According to the deal, Qatar will buy two 46-meter vessels, 10 33-meter ones and five 23-meter versions made from advanced composite materials. The contract is “the biggest one for the military ships category in the region,” said Kerim Kalafatoglu, Ares Shipyard managing director.
The Qatari fleet expansion is part of the greater National Security Shield project, Al Obaidli said.
The total area of Qatar’s sea waters is about 35,000 square kilometers, three times its land area. “We depend more on the sea than on land,” he said.
A new naval base will be operational in 2017, Al Obaidli said.
The new Qatar Emiri Naval Forces Base will be the center for Qatar's maritime security and will be built 14 kilometers from Doha, said Lt. Col. Saleh Al Saey, a member of the technical committee of the naval base project at the Emiri Naval Force.
The project “has been studied and researched for a number of years and the plan is to develop the most technologically advanced naval facility in the world by 2017,” Al Saey said. “Currently our naval capabilities are 10 years behind the most advanced ones in the region, therefore we want to acquire the latest capabilities in 2017. Furthermore, we are developing an infrastructure at the base to help support the Emiri naval development and expansion.”

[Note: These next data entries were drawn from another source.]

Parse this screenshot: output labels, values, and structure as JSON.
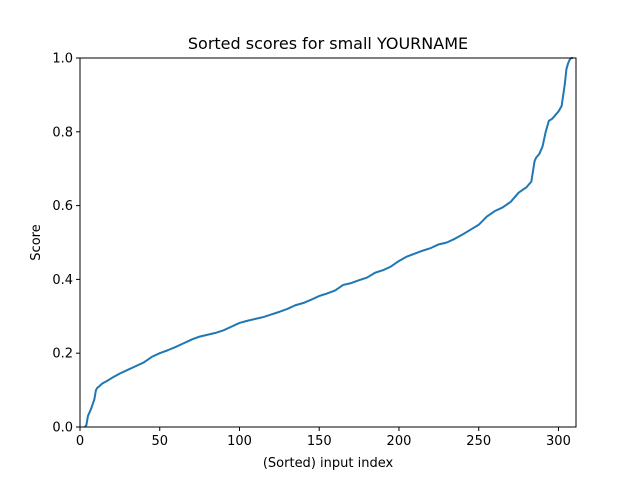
{
  "chart_data": {
    "type": "line",
    "title": "Sorted scores for small YOURNAME",
    "xlabel": "(Sorted) input index",
    "ylabel": "Score",
    "xlim": [
      0,
      311
    ],
    "ylim": [
      0.0,
      1.0
    ],
    "xticks": [
      0,
      50,
      100,
      150,
      200,
      250,
      300
    ],
    "xtick_labels": [
      "0",
      "50",
      "100",
      "150",
      "200",
      "250",
      "300"
    ],
    "yticks": [
      0.0,
      0.2,
      0.4,
      0.6,
      0.8,
      1.0
    ],
    "ytick_labels": [
      "0.0",
      "0.2",
      "0.4",
      "0.6",
      "0.8",
      "1.0"
    ],
    "grid": false,
    "color": "#1f77b4",
    "series": [
      {
        "x": [
          3,
          4,
          5,
          7,
          9,
          10,
          11,
          12,
          14,
          17,
          20,
          25,
          30,
          35,
          40,
          45,
          50,
          55,
          60,
          65,
          70,
          75,
          80,
          85,
          90,
          95,
          100,
          105,
          110,
          115,
          120,
          125,
          130,
          135,
          140,
          145,
          150,
          155,
          160,
          165,
          170,
          175,
          180,
          185,
          190,
          195,
          200,
          205,
          210,
          215,
          220,
          225,
          230,
          235,
          240,
          245,
          250,
          255,
          260,
          265,
          270,
          275,
          280,
          283,
          285,
          286,
          288,
          290,
          292,
          294,
          296,
          298,
          300,
          302,
          304,
          305,
          306,
          307,
          308,
          309
        ],
        "values": [
          0.0,
          0.005,
          0.03,
          0.05,
          0.075,
          0.1,
          0.107,
          0.11,
          0.118,
          0.125,
          0.133,
          0.145,
          0.155,
          0.165,
          0.175,
          0.19,
          0.2,
          0.208,
          0.217,
          0.227,
          0.237,
          0.245,
          0.25,
          0.255,
          0.262,
          0.272,
          0.282,
          0.288,
          0.293,
          0.298,
          0.305,
          0.312,
          0.32,
          0.33,
          0.336,
          0.345,
          0.355,
          0.362,
          0.37,
          0.385,
          0.39,
          0.398,
          0.405,
          0.418,
          0.425,
          0.435,
          0.45,
          0.462,
          0.47,
          0.478,
          0.485,
          0.495,
          0.5,
          0.51,
          0.522,
          0.535,
          0.548,
          0.57,
          0.585,
          0.595,
          0.61,
          0.635,
          0.65,
          0.665,
          0.72,
          0.73,
          0.74,
          0.76,
          0.8,
          0.83,
          0.835,
          0.845,
          0.855,
          0.87,
          0.93,
          0.97,
          0.985,
          0.995,
          1.0,
          1.0
        ]
      }
    ]
  }
}
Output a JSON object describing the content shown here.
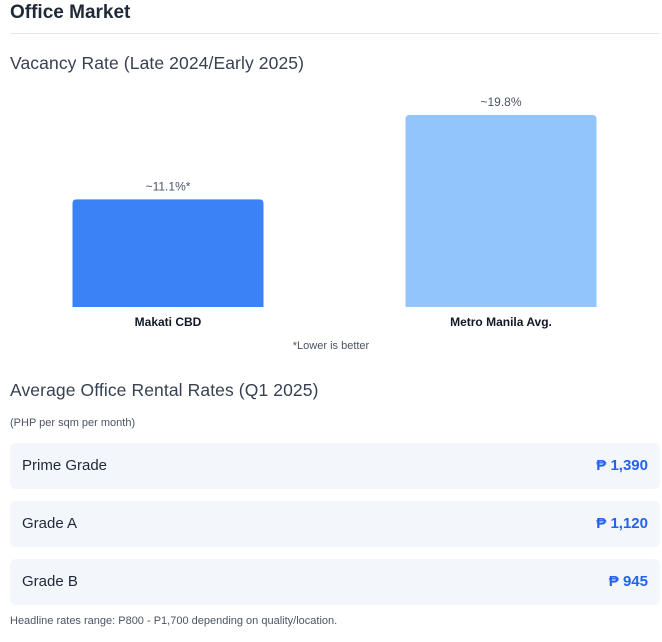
{
  "page_title": "Office Market",
  "vacancy": {
    "title": "Vacancy Rate (Late 2024/Early 2025)",
    "footnote": "*Lower is better"
  },
  "chart_data": {
    "type": "bar",
    "categories": [
      "Makati CBD",
      "Metro Manila Avg."
    ],
    "values": [
      11.1,
      19.8
    ],
    "data_labels": [
      "~11.1%*",
      "~19.8%"
    ],
    "colors": [
      "#3b82f6",
      "#93c5fd"
    ],
    "ylim": [
      0,
      19.8
    ],
    "grid": false,
    "title": "",
    "xlabel": "",
    "ylabel": ""
  },
  "rental": {
    "title": "Average Office Rental Rates (Q1 2025)",
    "units": "(PHP per sqm per month)",
    "rows": [
      {
        "label": "Prime Grade",
        "value": "₱ 1,390"
      },
      {
        "label": "Grade A",
        "value": "₱ 1,120"
      },
      {
        "label": "Grade B",
        "value": "₱ 945"
      }
    ],
    "footer": "Headline rates range: P800 - P1,700 depending on quality/location."
  }
}
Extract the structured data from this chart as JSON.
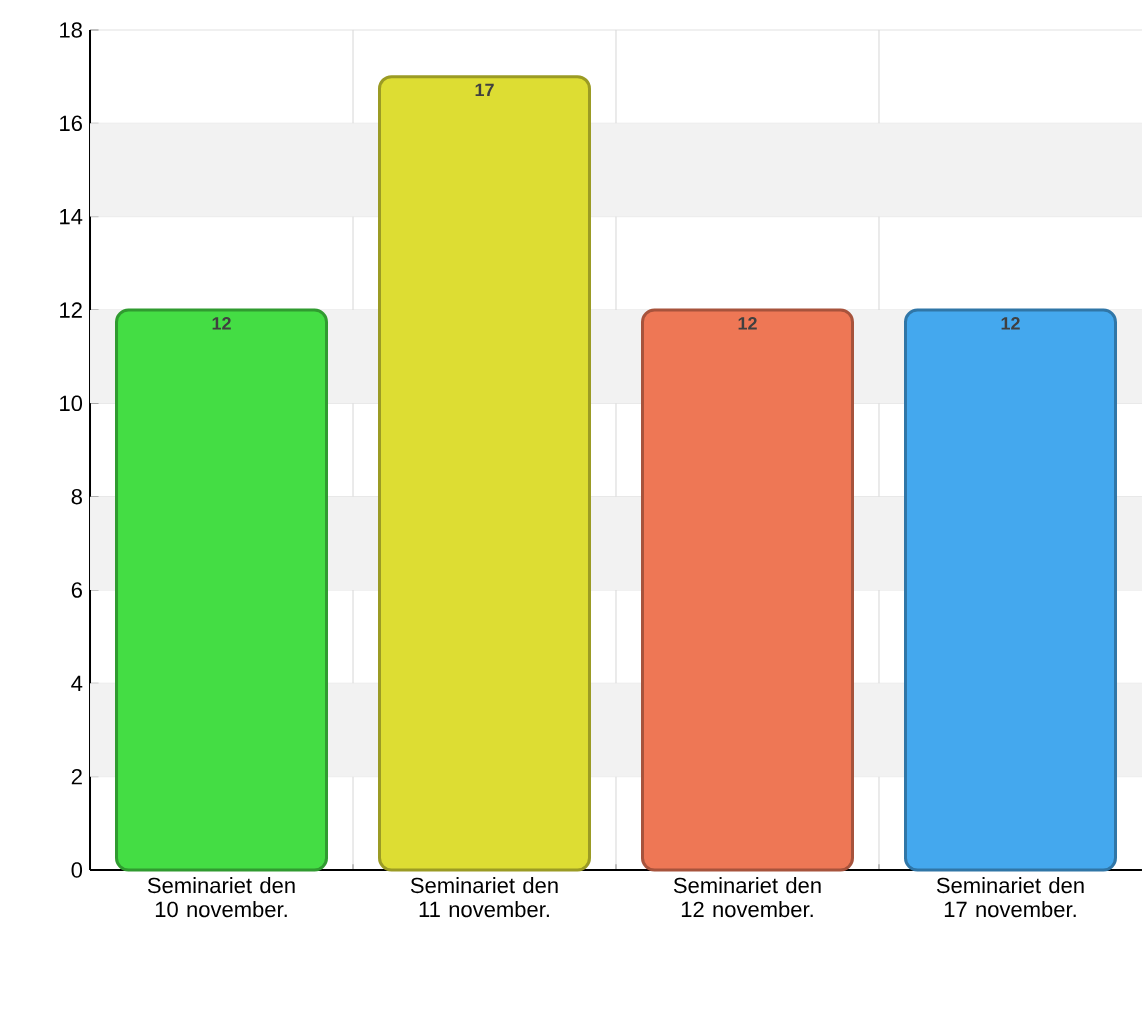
{
  "chart_data": {
    "type": "bar",
    "categories": [
      "Seminariet den 10 november.",
      "Seminariet den 11 november.",
      "Seminariet den 12 november.",
      "Seminariet den 17 november."
    ],
    "values": [
      12,
      17,
      12,
      12
    ],
    "colors": [
      "#44dd44",
      "#dddd33",
      "#ee7755",
      "#44a8ee"
    ],
    "ylim": [
      0,
      18
    ],
    "yticks": [
      0,
      2,
      4,
      6,
      8,
      10,
      12,
      14,
      16,
      18
    ],
    "grid": "y",
    "data_labels": true
  }
}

Companies called upon to submit tenders — including Cassidian, Honeywell, Cegelec, Page Europa, Johnson Controls and Thales International — have been asked to propose only the newest technologies.
The scope of work for the naval base infrastructure covers a 4.5 square kilometer area of a manmade island and on-shore area of 1.1 square kilometer, including 53 kilometers of paved roads and a 78-kilometer fiber-optic telecommunications network and 14 buildings.